Graph VQ-Transformer (GVT): Fast and Accurate Molecular Generation via High-Fidelity Discrete Latents
Haozhuo Zheng, Cheng Wang, Yang Liu
TL;DR
GVT introduces a two-stage molecular generator that first learns high-fidelity discrete latent representations of molecular graphs via a Graph VQ-VAE, then trains an autoregressive Transformer on these latents to generate new molecules. The decoder leverages Reverse Cuthill-McKee canonical ordering and Rotary Position Embeddings to achieve near-perfect graph reconstruction, addressing structural ambiguity. On benchmarks like QM9, ZINC250k, MOSES, and GuacaMol, GVT attains state-of-the-art or competitive performance, with strong distribution-similarity metrics (FCD, KL) and significantly faster generation than diffusion methods. By reframing graph generation as discrete latent sequence modeling, GVT provides a scalable, efficient alternative that aligns molecular design with large-scale language-model paradigms and sets a strong baseline for future discrete-latent molecular generation.
Abstract
The de novo generation of molecules with desirable properties is a critical challenge, where diffusion models are computationally intensive and autoregressive models struggle with error propagation. In this work, we introduce the Graph VQ-Transformer (GVT), a two-stage generative framework that achieves both high accuracy and efficiency. The core of our approach is a novel Graph Vector Quantized Variational Autoencoder (VQ-VAE) that compresses molecular graphs into high-fidelity discrete latent sequences. By synergistically combining a Graph Transformer with canonical Reverse Cuthill-McKee (RCM) node ordering and Rotary Positional Embeddings (RoPE), our VQ-VAE achieves near-perfect reconstruction rates.

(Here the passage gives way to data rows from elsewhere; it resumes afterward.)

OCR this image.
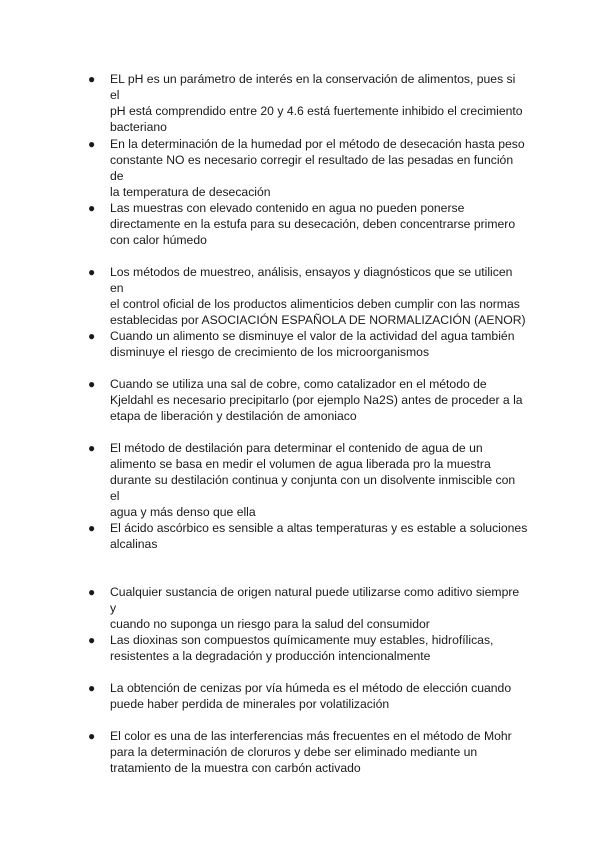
●	EL pH es un parámetro de interés en la conservación de alimentos, pues si el
pH está comprendido entre 20 y 4.6 está fuertemente inhibido el crecimiento
bacteriano
●	En la determinación de la humedad por el método de desecación hasta peso
constante NO es necesario corregir el resultado de las pesadas en función de
la temperatura de desecación
●	Las muestras con elevado contenido en agua no pueden ponerse
directamente en la estufa para su desecación, deben concentrarse primero
con calor húmedo
●	Los métodos de muestreo, análisis, ensayos y diagnósticos que se utilicen en
el control oficial de los productos alimenticios deben cumplir con las normas
establecidas por ASOCIACIÓN ESPAÑOLA DE NORMALIZACIÓN (AENOR)
●	Cuando un alimento se disminuye el valor de la actividad del agua también
disminuye el riesgo de crecimiento de los microorganismos
●	Cuando se utiliza una sal de cobre, como catalizador en el método de
Kjeldahl es necesario precipitarlo (por ejemplo Na2S) antes de proceder a la
etapa de liberación y destilación de amoniaco
●	El método de destilación para determinar el contenido de agua de un
alimento se basa en medir el volumen de agua liberada pro la muestra
durante su destilación continua y conjunta con un disolvente inmiscible con el
agua y más denso que ella
●	El ácido ascórbico es sensible a altas temperaturas y es estable a soluciones
alcalinas
●	Cualquier sustancia de origen natural puede utilizarse como aditivo siempre y
cuando no suponga un riesgo para la salud del consumidor
●	Las dioxinas son compuestos químicamente muy estables, hidrofílicas,
resistentes a la degradación y producción intencionalmente
●	La obtención de cenizas por vía húmeda es el método de elección cuando
puede haber perdida de minerales por volatilización
●	El color es una de las interferencias más frecuentes en el método de Mohr
para la determinación de cloruros y debe ser eliminado mediante un
tratamiento de la muestra con carbón activado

An autoregressive Transformer is then trained on these discrete latents, effectively converting graph generation into a well-structured sequence modeling problem. Crucially, this mapping of complex graphs to high-fidelity discrete sequences bridges molecular design with the powerful paradigm of large-scale sequence modeling, unlocking potential synergies with Large Language Models (LLMs). Extensive experiments show that GVT achieves state-of-the-art or highly competitive performance across major benchmarks like ZINC250k, MOSES, and GuacaMol, and notably outperforms leading diffusion models on key distribution similarity metrics such as FCD and KL Divergence. With its superior performance, efficiency, and architectural novelty, GVT not only presents a compelling alternative to diffusion models but also establishes a strong new baseline for the field, paving the way for future research in discrete latent-space molecular generation.